Un superbe livre qui peut nous aider ou nous déranger, selon l’endroit où nous en sommes sur notre propre chemin de vie…
Personnellement, j’admire le courage de l’auteur pour avoir dénoncé un fonctionnement maltraitant, et avoir osé aborder la grande sensibilité chez un homme qui ne parvient pas à se soumettre à cette norme abusive mais bien inscrite.
RÉSUMÉ
Agastya Sen , jeune érudit sensible –fils de gouverneur et ancien ministre bengali– fraîchement diplômé de l’IAS (Indian Administrative Service) est envoyé dans la petite ville de Madna afin d’y accomplir le stage final auprès de tous les fonctionnaires du département, avant d’être nommé lui-même adjoint préfectoral. Commence alors l’odyssée intérieure de ce jeune étudiant pas vraiment dans la norme sociétale, rêveur, peu ambitieux, amateur de poésie et fumeur invétéré de joints. Le jeune homme va expérimenter toutes sortes de phases : solitude, ennui, isolement, cogitations, spéculations, rêvasseries, mal-être, nostalgie, insomnies, colère, fantasmes, obsessions, divagations alcooliques, auto-persuasions, provocations, dépression, idées noires.
LE CONSEIL DU MATOU CHARLY:
"Franchement, ne va pas en Inde si tu crains les moustiques ! Et si tu n'as pas le choix, alors choisi Calcutta car : « Les moustiques de Kolkata sont plus civilisés, ils ne piquent jamais au visage. »"
LA DRÔLE D'ORDONNANCE DE LA PSY ET COACH EN HERBE :
Si tu as compris que tu pourrais devenir haut-fonctionnaire en fumant de l'herbe chaque jour et en restant sur ton lit à te masturber, je te conseille de relire calmement le roman et cette chronique, car tu as dû mal interpréter le cynisme de l'auteur.
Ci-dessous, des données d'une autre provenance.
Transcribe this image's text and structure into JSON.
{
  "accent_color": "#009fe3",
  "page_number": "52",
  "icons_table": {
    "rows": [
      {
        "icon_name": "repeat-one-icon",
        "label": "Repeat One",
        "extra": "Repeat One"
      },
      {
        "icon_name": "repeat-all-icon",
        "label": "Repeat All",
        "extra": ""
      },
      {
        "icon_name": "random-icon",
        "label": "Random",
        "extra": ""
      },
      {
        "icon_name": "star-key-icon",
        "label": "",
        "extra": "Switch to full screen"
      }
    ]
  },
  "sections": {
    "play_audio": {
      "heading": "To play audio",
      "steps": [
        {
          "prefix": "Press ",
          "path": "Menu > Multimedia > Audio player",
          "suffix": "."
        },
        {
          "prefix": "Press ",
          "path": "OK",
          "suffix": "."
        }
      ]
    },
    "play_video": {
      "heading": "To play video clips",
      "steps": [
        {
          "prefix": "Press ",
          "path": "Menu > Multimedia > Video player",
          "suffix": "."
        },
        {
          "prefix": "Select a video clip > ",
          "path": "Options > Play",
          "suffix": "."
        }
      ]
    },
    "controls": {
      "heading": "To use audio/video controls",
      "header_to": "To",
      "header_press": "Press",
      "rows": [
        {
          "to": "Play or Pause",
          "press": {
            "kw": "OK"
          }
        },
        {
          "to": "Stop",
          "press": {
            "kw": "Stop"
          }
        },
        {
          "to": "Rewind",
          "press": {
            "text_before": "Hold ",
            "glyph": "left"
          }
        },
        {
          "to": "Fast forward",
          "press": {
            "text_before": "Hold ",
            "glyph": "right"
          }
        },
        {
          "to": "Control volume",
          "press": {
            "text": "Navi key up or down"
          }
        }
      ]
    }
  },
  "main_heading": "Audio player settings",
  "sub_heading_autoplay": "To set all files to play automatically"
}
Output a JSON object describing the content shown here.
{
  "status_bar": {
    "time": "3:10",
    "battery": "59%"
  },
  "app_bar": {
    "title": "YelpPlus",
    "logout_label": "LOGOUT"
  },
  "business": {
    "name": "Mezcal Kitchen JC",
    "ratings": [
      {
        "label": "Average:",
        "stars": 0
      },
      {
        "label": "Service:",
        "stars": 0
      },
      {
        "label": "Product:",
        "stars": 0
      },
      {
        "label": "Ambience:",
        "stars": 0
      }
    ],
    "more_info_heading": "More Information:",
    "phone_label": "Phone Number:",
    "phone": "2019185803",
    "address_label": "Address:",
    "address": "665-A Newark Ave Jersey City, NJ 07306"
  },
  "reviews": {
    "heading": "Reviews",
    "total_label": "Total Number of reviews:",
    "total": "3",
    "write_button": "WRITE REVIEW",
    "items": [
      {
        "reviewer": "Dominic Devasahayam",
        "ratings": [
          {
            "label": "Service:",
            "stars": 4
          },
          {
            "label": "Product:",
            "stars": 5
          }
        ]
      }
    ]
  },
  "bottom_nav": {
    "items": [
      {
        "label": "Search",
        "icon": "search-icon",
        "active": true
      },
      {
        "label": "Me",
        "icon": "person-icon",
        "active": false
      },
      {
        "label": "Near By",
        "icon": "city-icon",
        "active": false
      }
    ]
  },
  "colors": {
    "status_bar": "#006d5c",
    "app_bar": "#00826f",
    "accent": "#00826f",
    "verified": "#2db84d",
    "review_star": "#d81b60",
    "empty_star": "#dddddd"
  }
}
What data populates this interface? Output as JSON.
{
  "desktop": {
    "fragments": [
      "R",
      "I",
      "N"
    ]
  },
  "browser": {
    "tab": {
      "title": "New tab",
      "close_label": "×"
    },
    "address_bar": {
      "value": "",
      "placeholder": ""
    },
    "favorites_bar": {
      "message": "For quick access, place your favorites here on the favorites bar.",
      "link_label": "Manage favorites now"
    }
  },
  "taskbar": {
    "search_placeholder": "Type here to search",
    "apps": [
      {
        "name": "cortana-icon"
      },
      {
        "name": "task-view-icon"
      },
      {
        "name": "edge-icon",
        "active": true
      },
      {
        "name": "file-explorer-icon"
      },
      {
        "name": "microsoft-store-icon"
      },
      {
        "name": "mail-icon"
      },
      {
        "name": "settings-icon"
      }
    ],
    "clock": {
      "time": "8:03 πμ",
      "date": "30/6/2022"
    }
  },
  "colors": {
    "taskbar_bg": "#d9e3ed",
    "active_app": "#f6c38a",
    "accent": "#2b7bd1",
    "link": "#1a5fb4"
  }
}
Ça arrive ! Bois plutôt un bon tchaï indien accompagné de gulab jamen !
MON AVIS
Avec quel talent l’auteur nous emmène en fait dans les profondeurs de l’âme humaine et nous montre pas à pas combien l’ennui, les rêves non permis puis les déviances (corruption) auront de répercussions sur l’identité communautaire, sexuelle, religieuse, sur les rapports Orient-Occident. Il explique en fait combien la négation de Soi sera source de malheurs dans sa propre vie puis aura des répercussions dans la vie des proches, des moins proches, des autres en général bien au-delà des frontières.
Ce monde de la fonction publique a ses propres règles :
« Dans le gouvernement il n’y a pas d’honnêteté absolue, il n’y a que des degrés de malhonnêteté. Tous les fonctionnaires sont plus ou moins corrompus. Bien sûr, l’intégrité n’est pas synonyme d’efficacité. »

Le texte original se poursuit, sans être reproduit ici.